The explosions and fight scenes in the movie may be entertaining and cool, but what resonated with me after I left the theater was the story and personal relationships going on between the characters. Those smaller moments when things got quiet and the smoke cleared are by far the best parts of the movie. When a popcorn flick like Captain America: The Winter Soldier makes you think about the story and theme on a deeper level, you know you have a gem of a movie you’ll want to watch again and again for a new perspective every time.
7 thoughts on “The Nature Of Trust In Captain America: The Winter Soldier”
This is such a great exploration of the movie’s trust theme. As you pointed out, it was interesting to see how Fury and Pierce’s friendship fell apart, compared to Steve and Bucky’s, which you still have hope for at the end of the film… and especially with that last teaser scene after the credits!
Even though it wasn’t as prominent, I also really liked hearing Natasha’s story and how, at the end of the film, she is ready to let the world see who she really is. No more secrets.

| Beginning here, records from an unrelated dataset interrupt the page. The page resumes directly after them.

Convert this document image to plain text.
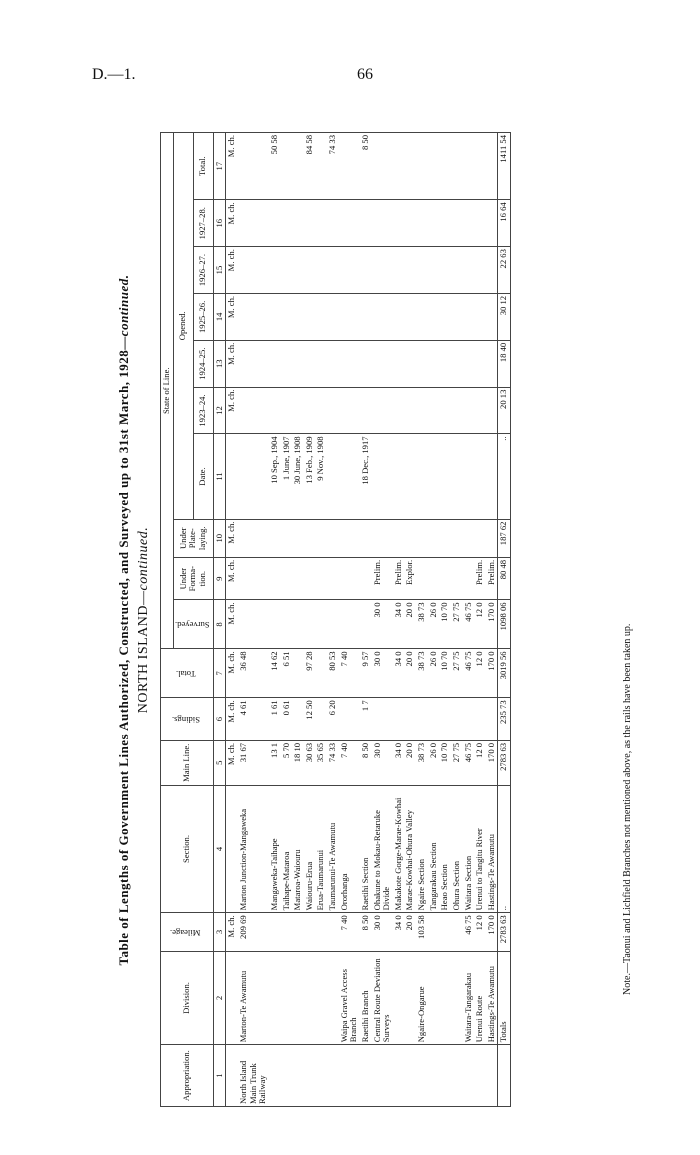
D.—1.	66
Table of Lengths of Government Lines Authorized, Constructed, and Surveyed up to 31st March, 1928—continued.
NORTH ISLAND—continued.
Appropriation.	Division.	Mileage.	Section.	Main Line.	Sidings.	Total.	State of Line.									
							Surveyed.	Under Forma-tion.	Under Plate-laying.	Opened.						
										Date.	1923–24.	1924–25.	1925–26.	1926–27.	1927–28.	Total.
1	2	3	4	5	6	7	8	9	10	11	12	13	14	15	16	17
		M. ch.		M. ch.	M. ch.	M. ch.	M. ch.	M. ch.	M. ch.		M. ch.	M. ch.	M. ch.	M. ch.	M. ch.	M. ch.
North Island Main Trunk Railway	Marton-Te Awamutu	209 69	Marton Junction-Mangaweka	31 67	4 61	36 48										
			Mangaweka-Taihape	13 1	1 61	14 62				10 Sep., 1904						50 58
			Taihape-Mataroa	5 70	0 61	6 51				1 June, 1907						
			Mataroa-Waiouru	18 10						30 June, 1908						
			Waiouru-Erua	30 63	12 50	97 28				13 Feb., 1909						84 58
			Erua-Taumarunui	35 65						9 Nov., 1908						
			Taumarunui-Te Awamutu	74 33	6 20	80 53										74 33
	Waipa Gravel Access Branch	7 40	Ororhanga	7 40		7 40										
	Raetihi Branch	8 50	Raetihi Section	8 50	1 7	9 57				18 Dec., 1917						8 50
	Central Route Deviation Surveys	30 0	Ohakune to Mokau-Retaruke Divide	30 0		30 0	30 0	Prelim.								
		34 0	Makakote Gorge-Marae-Kowhai	34 0		34 0	34 0	Prelim.								
		20 0	Marae-Kowhai-Ohura Valley	20 0		20 0	20 0	Explor.								
	Ngaire-Ongarue	103 58	Ngaire Section	38 73		38 73	38 73									
			Tangarakau Section	26 0		26 0	26 0									
			Heao Section	10 70		10 70	10 70									
			Ohura Section	27 75		27 75	27 75									
	Waitara-Tangarakau	46 75	Waitara Section	46 75		46 75	46 75									
	Urenui Route	12 0	Urenui to Tangitu River	12 0		12 0	12 0	Prelim.								
	Hastings-Te Awamutu	170 0	Hastings-Te Awamutu	170 0		170 0	170 0	Prelim.								
	Totals	2783 63	..	2783 63	235 73	3019 56	1098 06	80 48	187 62	..	20 13	18 40	30 12	22 63	16 64	1411 54
Note.—Taonui and Lichfield Branches not mentioned above, as the rails have been taken up.
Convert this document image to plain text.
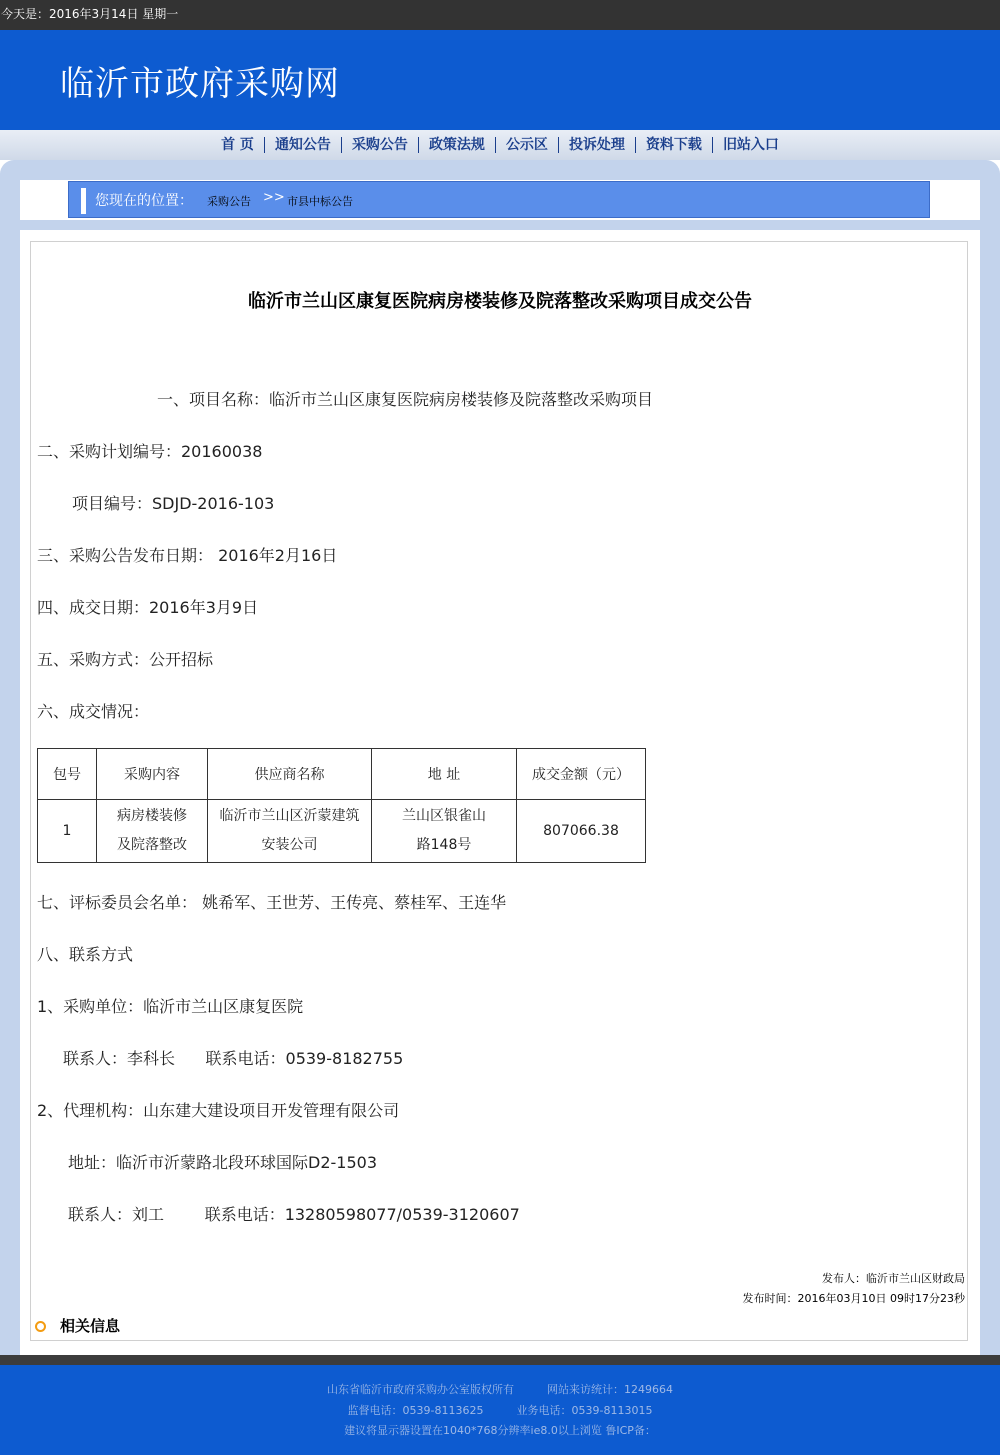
今天是：2016年3月14日 星期一
临沂市政府采购网
首 页 通知公告 采购公告 政策法规 公示区 投诉处理 资料下载 旧站入口
您现在的位置： 采购公告 >> 市县中标公告
临沂市兰山区康复医院病房楼装修及院落整改采购项目成交公告
一、项目名称：临沂市兰山区康复医院病房楼装修及院落整改采购项目
二、采购计划编号：20160038
项目编号：SDJD-2016-103
三、采购公告发布日期： 2016年2月16日
四、成交日期：2016年3月9日
五、采购方式：公开招标
六、成交情况：
包号	采购内容	供应商名称	地 址	成交金额（元）
1	病房楼装修及院落整改	临沂市兰山区沂蒙建筑安装公司	兰山区银雀山路148号	807066.38
七、评标委员会名单： 姚希军、王世芳、王传亮、蔡桂军、王连华
八、联系方式
1、采购单位：临沂市兰山区康复医院
联系人：李科长      联系电话：0539-8182755
2、代理机构：山东建大建设项目开发管理有限公司
地址：临沂市沂蒙路北段环球国际D2-1503
联系人：刘工        联系电话：13280598077/0539-3120607
发布人：临沂市兰山区财政局
发布时间：2016年03月10日 09时17分23秒
相关信息
山东省临沂市政府采购办公室版权所有　　　网站来访统计：1249664
监督电话：0539-8113625　　　业务电话：0539-8113015
建议将显示器设置在1040*768分辨率ie8.0以上浏览 鲁ICP备：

This is why I loved the different portrayals of trust with the friendships between Fury and Pierce and Steve and Bucky. Another thing I enjoyed was the scene where Natasha asks Steve if he would trust her to save him, if it wasn’t him saving her twice in a row, and he said I’d trust you now. Steve was honest that he had his doubts about trusting her, but overtime she earned his. It’s such a tiny scene of how important trust is in a relationship and that was pretty powerful. 🙂
Why on earth would Steve Rogers expect Nick Fury to tell him everything? How naïve was he? Nick Fury was head of SHIELD, a spy organization. He was a spymaster. Steve was under his authority. Fury was Steve’s BOSS. Was Steve aware of any of this? How stupid was he?
I don’t trust people the way Steve Rogers does. And I never will. I like the guy, but I don’t want to spend my life being that naïve.
I certainly like what Captain America represents, but I do agree that blindly trusting people to the point of naivete isn’t how I’d go about giving my trust to people either. It’s easier to manipulate people who trust so easily. You have to be a bit more discerning when it comes to trusting other people, which is why I also understand Nick Fury being more cautious around who he gives his trust to. Either way, I thought the themes explored in the movie were worth thinking about.
I never really saw Fury’s relationship with Pierce as “friendship” . . . especially since Pierce was basically his boss . . . in the espionage business. Just as Fury was Steve’s boss. And despite Fury’s talent for manipulation, he did not begin his working relationship with Steve with a major deception, as Pierce did with him. Also, one has to remember that Steve and Bucky are childhood friends. The nature of their relationship is a different kettle of fish. I find it difficult to easily compare their relationship with that of Fury and Pierce. There are too many different aspects to consider before making such an easy comparison.
And while it is great to find someone with whom you can trust, it’s also very rare. And putting one’s complete trust in someone else is a little bit dangerous. It’s safer to always be a little wary and not so naïve.